Le Yémen compte une centaine de hammams. Un tiers d’entre eux sont situés à Sanaa, les autres sont répartis entre les différentes villes des hauts plateaux, ce qui correspond aux régions chiites zaïdites. Ailleurs, les établissements ont pratiquement tous disparu. L’existence de hammams au Yémen n’est attestée qu’à partir du IXe siècle. Ni les fouilles archéologiques ni les sources écrites n’ont révélé de quelconques aménagements de bains publics dans les royaumes antiques du pays. Le hammam yéménite, pour partie édifié au-dessous du niveau du sol, est un bâtiment qui n’attire guère le regard. Rien ne le distingue, si ce n’est, à côté d’une étroite porte d’entrée, l’affichage des jours d’ouverture ou de modestes coupoles sur le toit.
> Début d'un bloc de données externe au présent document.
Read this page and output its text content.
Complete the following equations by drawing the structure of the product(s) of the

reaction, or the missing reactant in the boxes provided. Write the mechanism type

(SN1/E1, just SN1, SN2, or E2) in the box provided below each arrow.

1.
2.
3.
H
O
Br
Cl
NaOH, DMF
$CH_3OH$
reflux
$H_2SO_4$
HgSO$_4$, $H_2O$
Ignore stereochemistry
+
Tous les hammams suivent une même typologie. Ils se composent de trois parties qui se succèdent selon un plan linéaire. Une première partie fraîche est constituée par un agencement variable de plusieurs pièces. Elle est suivie d’un espace tiède et d’un autre chaud qui répondent à une division tripartite. Dans ce dernier règne une chaleur forte et sèche qu’atténue un peu de vapeur provoquée par l’évaporation d’eau répandue sur le sol.
Ces hammams ont été édifiés à l’initiative d’hommes du pouvoir, imams, sultans ou notables, puis établis en fondation pieuse (waqf) au bénéfice de mosquées. Quant aux nouveaux, ils ont été construits par des entrepreneurs privés. Un certain nombre sont de véritables complexes balnéaires, des établissements doubles auxquels s’ajoute parfois une piscine ou un sauna.
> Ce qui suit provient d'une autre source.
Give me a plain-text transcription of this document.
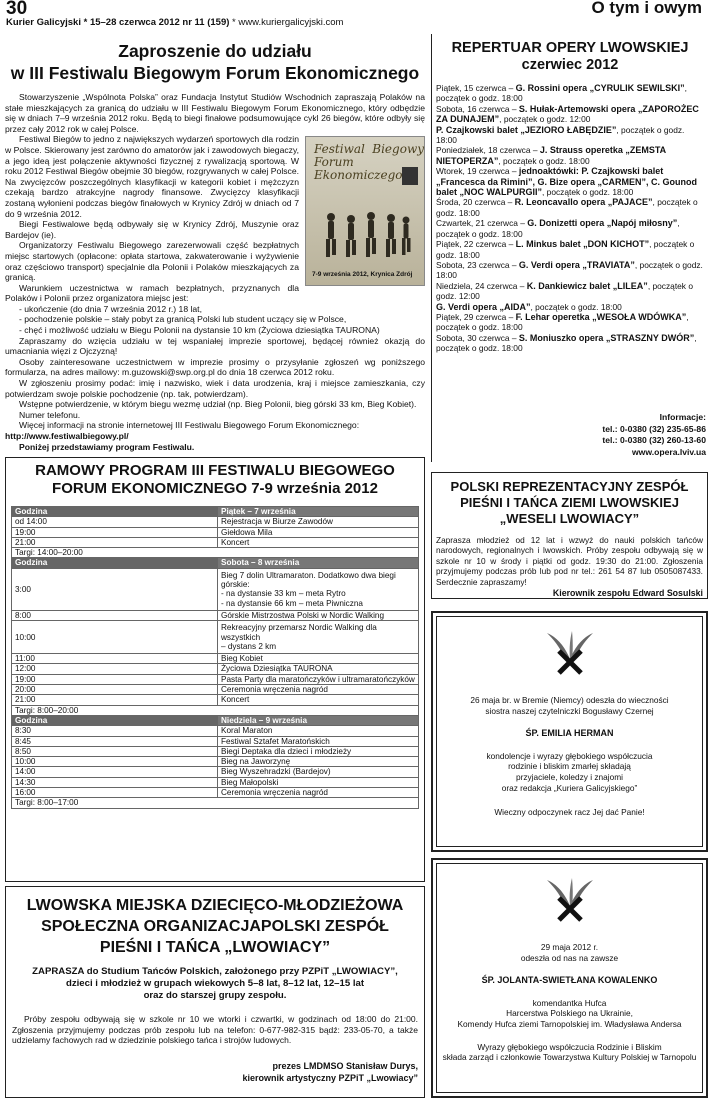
30	O tym i owym
Kurier Galicyjski * 15–28 czerwca 2012 nr 11 (159) * www.kuriergalicyjski.com
Zaproszenie do udziału
w III Festiwalu Biegowym Forum Ekonomicznego

Stowarzyszenie „Wspólnota Polska” oraz Fundacja Instytut Studiów Wschodnich zapraszają Polaków na stałe mieszkających za granicą do udziału w III Festiwalu Biegowym Forum Ekonomicznego, który odbędzie się w dniach 7–9 września 2012 roku. Będą to biegi finałowe podsumowujące cykl 26 biegów, które odbyły się przez cały 2012 rok w całej Polsce.

Festiwal Biegowy Forum Ekonomiczego
7-9 września 2012, Krynica Zdrój

Festiwal Biegów to jedno z największych wydarzeń sportowych dla rodzin w Polsce. Skierowany jest zarówno do amatorów jak i zawodowych biegaczy, a jego ideą jest połączenie aktywności fizycznej z rywalizacją sportową. W roku 2012 Festiwal Biegów obejmie 30 biegów, rozgrywanych w całej Polsce. Na zwycięzców poszczególnych klasyfikacji w kategorii kobiet i mężczyzn czekają bardzo atrakcyjne nagrody finansowe. Zwycięzcy klasyfikacji zostaną wyłonieni podczas biegów finałowych w Krynicy Zdrój w dniach od 7 do 9 września 2012.

Biegi Festiwalowe będą odbywały się w Krynicy Zdrój, Muszynie oraz Bardejov (ie).

Organizatorzy Festiwalu Biegowego zarezerwowali część bezpłatnych miejsc startowych (opłacone: opłata startowa, zakwaterowanie i wyżywienie oraz częściowo transport) specjalnie dla Polonii i Polaków mieszkających za granicą.

Warunkiem uczestnictwa w ramach bezpłatnych, przyznanych dla Polaków i Polonii przez organizatora miejsc jest:

- ukończenie (do dnia 7 września 2012 r.) 18 lat,

- pochodzenie polskie – stały pobyt za granicą Polski lub student uczący się w Polsce,

- chęć i możliwość udziału w Biegu Polonii na dystansie 10 km (Życiowa dziesiątka TAURONA)

Zapraszamy do wzięcia udziału w tej wspaniałej imprezie sportowej, będącej również okazją do umacniania więzi z Ojczyzną!

Osoby zainteresowane uczestnictwem w imprezie prosimy o przysyłanie zgłoszeń wg poniższego formularza, na adres mailowy: m.guzowski@swp.org.pl do dnia 18 czerwca 2012 roku.

W zgłoszeniu prosimy podać: imię i nazwisko, wiek i data urodzenia, kraj i miejsce zamieszkania, czy potwierdzam swoje polskie pochodzenie (np. tak, potwierdzam).

Wstępne potwierdzenie, w którym biegu wezmę udział (np. Bieg Polonii, bieg górski 33 km, Bieg Kobiet).

Numer telefonu.

Więcej informacji na stronie internetowej III Festiwalu Biegowego Forum Ekonomicznego:

http://www.festiwalbiegowy.pl/

Poniżej przedstawiamy program Festiwalu.

REPERTUAR OPERY LWOWSKIEJ
czerwiec 2012
Piątek, 15 czerwca – G. Rossini opera „CYRULIK SEWILSKI”, początek o godz. 18:00
Sobota, 16 czerwca – S. Hułak-Artemowski opera „ZAPOROŻEC ZA DUNAJEM”, początek o godz. 12:00
P. Czajkowski balet „JEZIORO ŁABĘDZIE”, początek o godz. 18:00
Poniedziałek, 18 czerwca – J. Strauss operetka „ZEMSTA NIETOPERZA”, początek o godz. 18:00
Wtorek, 19 czerwca – jednoaktówki: P. Czajkowski balet „Francesca da Rimini”, G. Bize opera „CARMEN”, C. Gounod balet „NOC WALPURGII”, początek o godz. 18:00
Środa, 20 czerwca – R. Leoncavallo opera „PAJACE”, początek o godz. 18:00
Czwartek, 21 czerwca – G. Donizetti opera „Napój miłosny”, początek o godz. 18:00
Piątek, 22 czerwca – L. Minkus balet „DON KICHOT”, początek o godz. 18:00
Sobota, 23 czerwca – G. Verdi opera „TRAVIATA”, początek o godz. 18:00
Niedziela, 24 czerwca – K. Dankiewicz balet „LILEA”, początek o godz. 12:00
G. Verdi opera „AIDA”, początek o godz. 18:00
Piątek, 29 czerwca – F. Lehar operetka „WESOŁA WDÓWKA”, początek o godz. 18:00
Sobota, 30 czerwca – S. Moniuszko opera „STRASZNY DWÓR”, początek o godz. 18:00
Informacje:
tel.: 0-0380 (32) 235-65-86
tel.: 0-0380 (32) 260-13-60
www.opera.lviv.ua
RAMOWY PROGRAM III FESTIWALU BIEGOWEGO
FORUM EKONOMICZNEGO 7-9 września 2012
Godzina	Piątek – 7 września

od 14:00	Rejestracja w Biurze Zawodów

19:00	Giełdowa Mila

21:00	Koncert

Targi: 14:00–20:00	
Godzina	Sobota – 8 września

3:00	Bieg 7 dolin Ultramaraton. Dodatkowo dwa biegi górskie:
- na dystansie 33 km – meta Rytro
- na dystansie 66 km – meta Piwniczna

8:00	Górskie Mistrzostwa Polski w Nordic Walking

10:00	Rekreacyjny przemarsz Nordic Walking dla wszystkich
– dystans 2 km

11:00	Bieg Kobiet

12:00	Życiowa Dziesiątka TAURONA

19:00	Pasta Party dla maratończyków i ultramaratończyków

20:00	Ceremonia wręczenia nagród

21:00	Koncert

Targi: 8:00–20:00	
Godzina	Niedziela – 9 września

8:30	Koral Maraton

8:45	Festiwal Sztafet Maratońskich

8:50	Biegi Deptaka dla dzieci i młodzieży

10:00	Bieg na Jaworzynę

14:00	Bieg Wyszehradzki (Bardejov)

14:30	Bieg Małopolski

16:00	Ceremonia wręczenia nagród

Targi: 8:00–17:00	
POLSKI REPREZENTACYJNY ZESPÓŁ
PIEŚNI I TAŃCA ZIEMI LWOWSKIEJ
„WESELI LWOWIACY”

Zaprasza młodzież od 12 lat i wzwyż do nauki polskich tańców narodowych, regionalnych i lwowskich. Próby zespołu odbywają się w szkole nr 10 w środy i piątki od godz. 19:30 do 21:00. Zgłoszenia przyjmujemy podczas prób lub pod nr tel.: 261 54 87 lub 0505087433. Serdecznie zapraszamy!

Kierownik zespołu Edward Sosulski
26 maja br. w Bremie (Niemcy) odeszła do wieczności
siostra naszej czytelniczki Bogusławy Czernej
ŚP. EMILIA HERMAN
kondolencje i wyrazy głębokiego współczucia
rodzinie i bliskim zmarłej składają
przyjaciele, koledzy i znajomi
oraz redakcja „Kuriera Galicyjskiego”
Wieczny odpoczynek racz Jej dać Panie!
29 maja 2012 r.
odeszła od nas na zawsze
ŚP. JOLANTA-SWIETŁANA KOWALENKO
komendantka Hufca
Harcerstwa Polskiego na Ukrainie,
Komendy Hufca ziemi Tarnopolskiej im. Władysława Andersa
Wyrazy głębokiego współczucia Rodzinie i Bliskim
składa zarząd i członkowie Towarzystwa Kultury Polskiej w Tarnopolu
LWOWSKA MIEJSKA DZIECIĘCO-MŁODZIEŻOWA
SPOŁECZNA ORGANIZACJAPOLSKI ZESPÓŁ
PIEŚNI I TAŃCA „LWOWIACY”
ZAPRASZA do Studium Tańców Polskich, założonego przy PZPiT „LWOWIACY”,
dzieci i młodzież w grupach wiekowych 5–8 lat, 8–12 lat, 12–15 lat
oraz do starszej grupy zespołu.

Próby zespołu odbywają się w szkole nr 10 we wtorki i czwartki, w godzinach od 18:00 do 21:00. Zgłoszenia przyjmujemy podczas prób zespołu lub na telefon: 0-677-982-315 bądź: 233-05-70, a także udzielamy fachowych rad w dziedzinie polskiego tańca i strojów ludowych.

prezes LMDMSO Stanisław Durys,
kierownik artystyczny PZPiT „Lwowiacy”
Un apaisant parcours balnéaire
Un accès discret par une porte sans charme, une descente d’une dizaine de marches par un couloir coudé, nous voilà à l’entrée du vestiaire. Le baigneur ne saurait fouler les nattes qui recouvrent le sol sans avoir quitté ses chaussures. Il ajustera le pagne de bain tout en retirant un à un ses vêtements et en ayant pris soin de maintenir à l’abri des regards d’autrui la partie intime de son corps, de la taille au genou.
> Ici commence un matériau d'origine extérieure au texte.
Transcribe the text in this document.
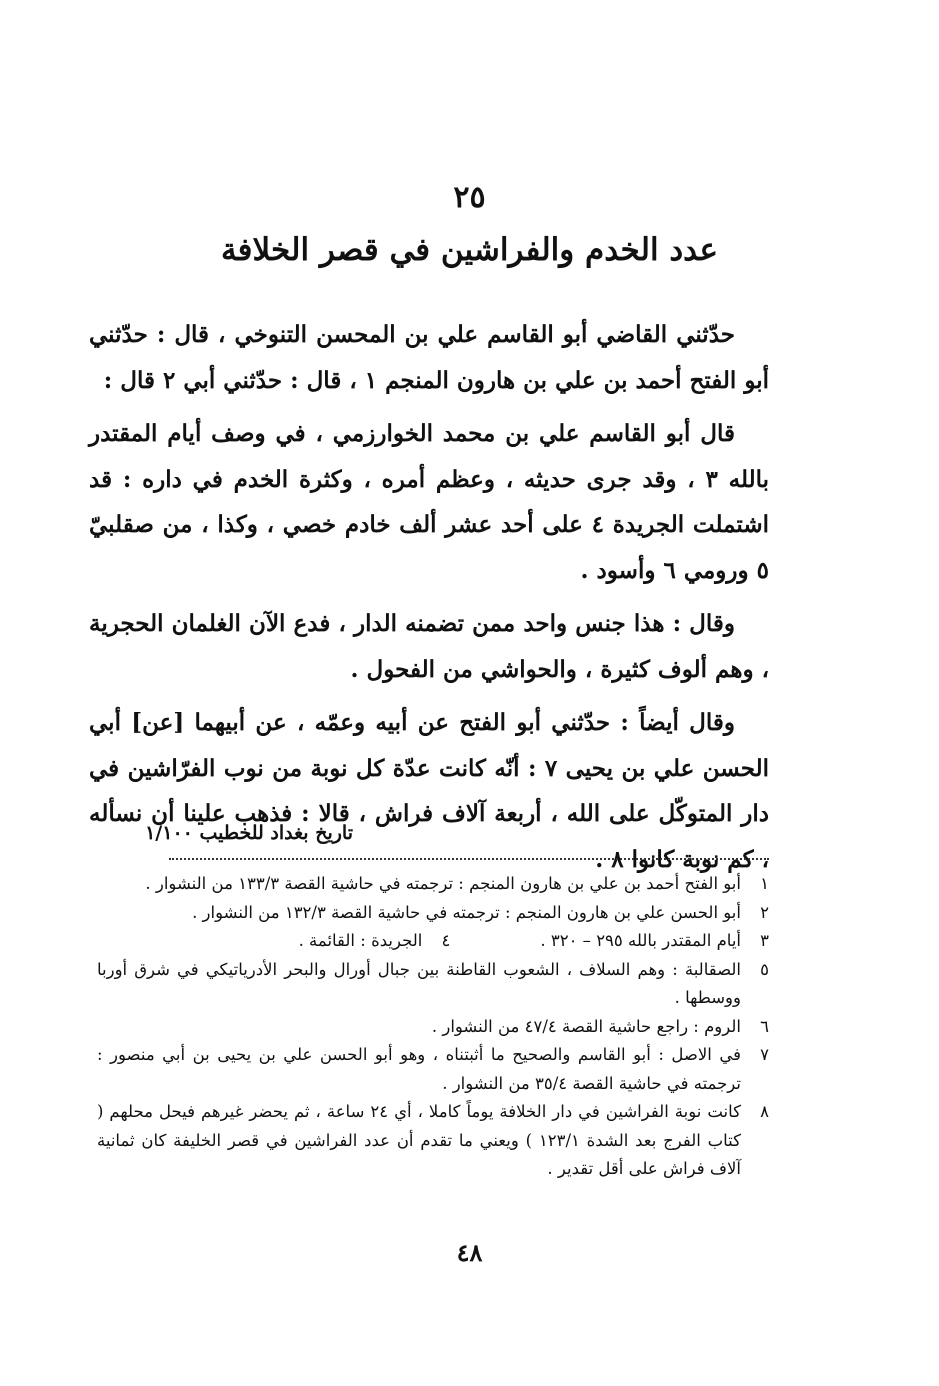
٢٥
عدد الخدم والفراشين في قصر الخلافة

حدّثني القاضي أبو القاسم علي بن المحسن التنوخي ، قال : حدّثني أبو الفتح أحمد بن علي بن هارون المنجم ١ ، قال : حدّثني أبي ٢ قال :

قال أبو القاسم علي بن محمد الخوارزمي ، في وصف أيام المقتدر بالله ٣ ، وقد جرى حديثه ، وعظم أمره ، وكثرة الخدم في داره : قد اشتملت الجريدة ٤ على أحد عشر ألف خادم خصي ، وكذا ، من صقلبيّ ٥ ورومي ٦ وأسود .

وقال : هذا جنس واحد ممن تضمنه الدار ، فدع الآن الغلمان الحجرية ، وهم ألوف كثيرة ، والحواشي من الفحول .

وقال أيضاً : حدّثني أبو الفتح عن أبيه وعمّه ، عن أبيهما [عن] أبي الحسن علي بن يحيى ٧ : أنّه كانت عدّة كل نوبة من نوب الفرّاشين في دار المتوكّل على الله ، أربعة آلاف فراش ، قالا : فذهب علينا أن نسأله ، كم نوبة كانوا ٨ .

تاريخ بغداد للخطيب ١/١٠٠
١
أبو الفتح أحمد بن علي بن هارون المنجم : ترجمته في حاشية القصة ١٣٣/٣ من النشوار .
٢
أبو الحسن علي بن هارون المنجم : ترجمته في حاشية القصة ١٣٢/٣ من النشوار .
٣
أيام المقتدر بالله ٢٩٥ – ٣٢٠ .
٤
الجريدة : القائمة .
٥
الصقالبة : وهم السلاف ، الشعوب القاطنة بين جبال أورال والبحر الأدرياتيكي في شرق أوربا ووسطها .
٦
الروم : راجع حاشية القصة ٤٧/٤ من النشوار .
٧
في الاصل : أبو القاسم والصحيح ما أثبتناه ، وهو أبو الحسن علي بن يحيى بن أبي منصور : ترجمته في حاشية القصة ٣٥/٤ من النشوار .
٨
كانت نوبة الفراشين في دار الخلافة يوماً كاملا ، أي ٢٤ ساعة ، ثم يحضر غيرهم فيحل محلهم ( كتاب الفرج بعد الشدة ١٢٣/١ ) ويعني ما تقدم أن عدد الفراشين في قصر الخليفة كان ثمانية آلاف فراش على أقل تقدير .
٤٨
Puis il se rendra dans la partie chaude, dans la salle du milieu pour la première étape, la plus décisive du parcours balnéaire, c’est-à-dire l’échauffement du corps. Le baigneur va s’allonger tantôt sur le dos, tantôt sur le ventre, sur des dalles de basalte noir, chauffées par des galeries souterraines, tels les hypocaustes dans les bains romains. Au bout d’un quart d’heure, la sueur se met à perler. Le corps ruisselant de transpiration, la chaleur devenue étouffante, il est temps de passer dans un lieu plus tempéré, dans l’une des pièces de la partie médiane (awsat). C’est le moment de se faire frictionner au gant, lentement, méthodiquement, une partie du corps après l’autre, par un des garçons de bain, afin de faire peau neuve. Puis suivent savonnage et shampouinage, entrecoupés d’abondants rinçages avec l’eau tiède puisée dans l’une des vasques de la pièce.